Ia melakukannya tanpa ada nafsu yang menggebu-gebu, ia bahkan tidak memaksa Miracle untuk menerima ciumannya, ia hanya ingin Miracle merasakan setiap sentuhan bibirnya. Sungguh berbeda dari yang biasanya. Sampai-sampai entah sadar atau tidak kedua tangan Miracle melunak, tidak lagi memberontak, kepalan tangan kirinya kini terbuka menyentuh dada bidang tersebut dan tangan kirinya mulai menyelusuri ke pundak Sean sembari mengikuti setiap lumayan yang lelaki bastard ini berikan.
"Oh ya Tuhan!!?"
Seketika Miracle menjauhkan diri saat dirinya sadar telah hanyut dalam pesona lelaki bastard ini. Dengan pipi merona Miracle mengusap kecil bibirnya berusaha menghapus gelayar yang baru saja ia nikmati.
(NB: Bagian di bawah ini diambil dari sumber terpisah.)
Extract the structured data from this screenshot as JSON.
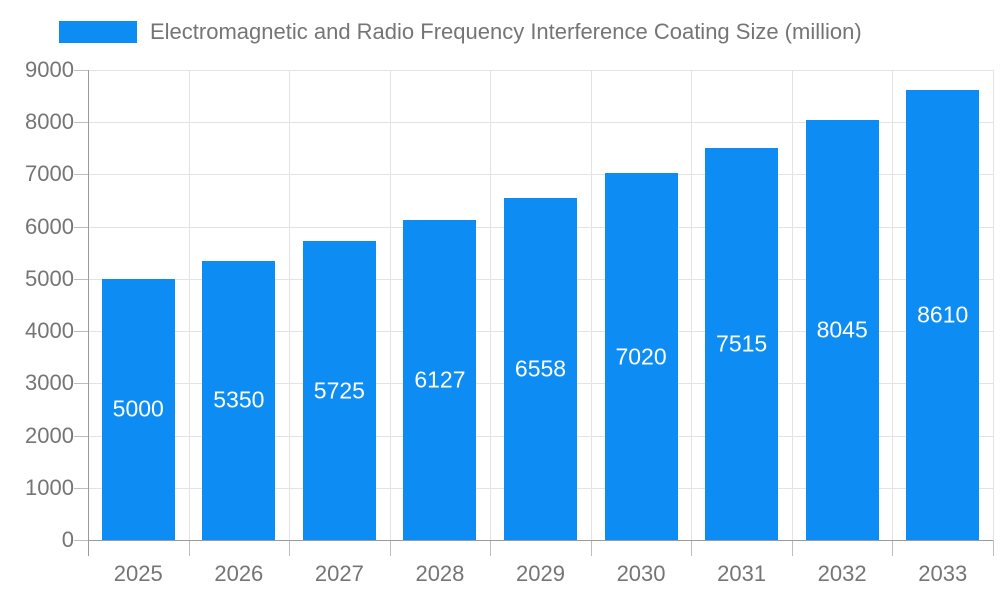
{
  "chart_data": {
    "type": "bar",
    "title": "",
    "xlabel": "",
    "ylabel": "",
    "categories": [
      "2025",
      "2026",
      "2027",
      "2028",
      "2029",
      "2030",
      "2031",
      "2032",
      "2033"
    ],
    "series": [
      {
        "name": "Electromagnetic and Radio Frequency Interference Coating Size (million)",
        "values": [
          5000,
          5350,
          5725,
          6127,
          6558,
          7020,
          7515,
          8045,
          8610
        ],
        "color": "#0d8df4"
      }
    ],
    "ylim": [
      0,
      9000
    ],
    "ytick_step": 1000,
    "ytick_labels": [
      "0",
      "1000",
      "2000",
      "3000",
      "4000",
      "5000",
      "6000",
      "7000",
      "8000",
      "9000"
    ],
    "grid": true,
    "legend_position": "top-left",
    "value_labels": {
      "position": "inside-center",
      "color": "#ffffff"
    },
    "style": {
      "bar_color": "#0d8df4",
      "axis_text_color": "#757575",
      "grid_color": "#e3e3e3",
      "axis_line_color": "#9a9a9a",
      "tick_color": "#bdbdbd",
      "background": "#ffffff"
    }
  }
}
Sedangkan Sean terlihat menyembunyikan senyum kemenangannya karena sudah berhasil membuat Miracle jatuh dalam pesonanya untuk yang pertama kalinya.
Dalam hati Miracle terus saja menyumpahi dirinya sendiri. Bagaimana bisa dia hanyut dalam ciuman itu. Oh ya Tuhan, ia benar-benar merasa sangat jijik dengan dirinya sendiri sekarang. Sungguh tubuh yang tak tahu diri. Umpatnya dalam hati.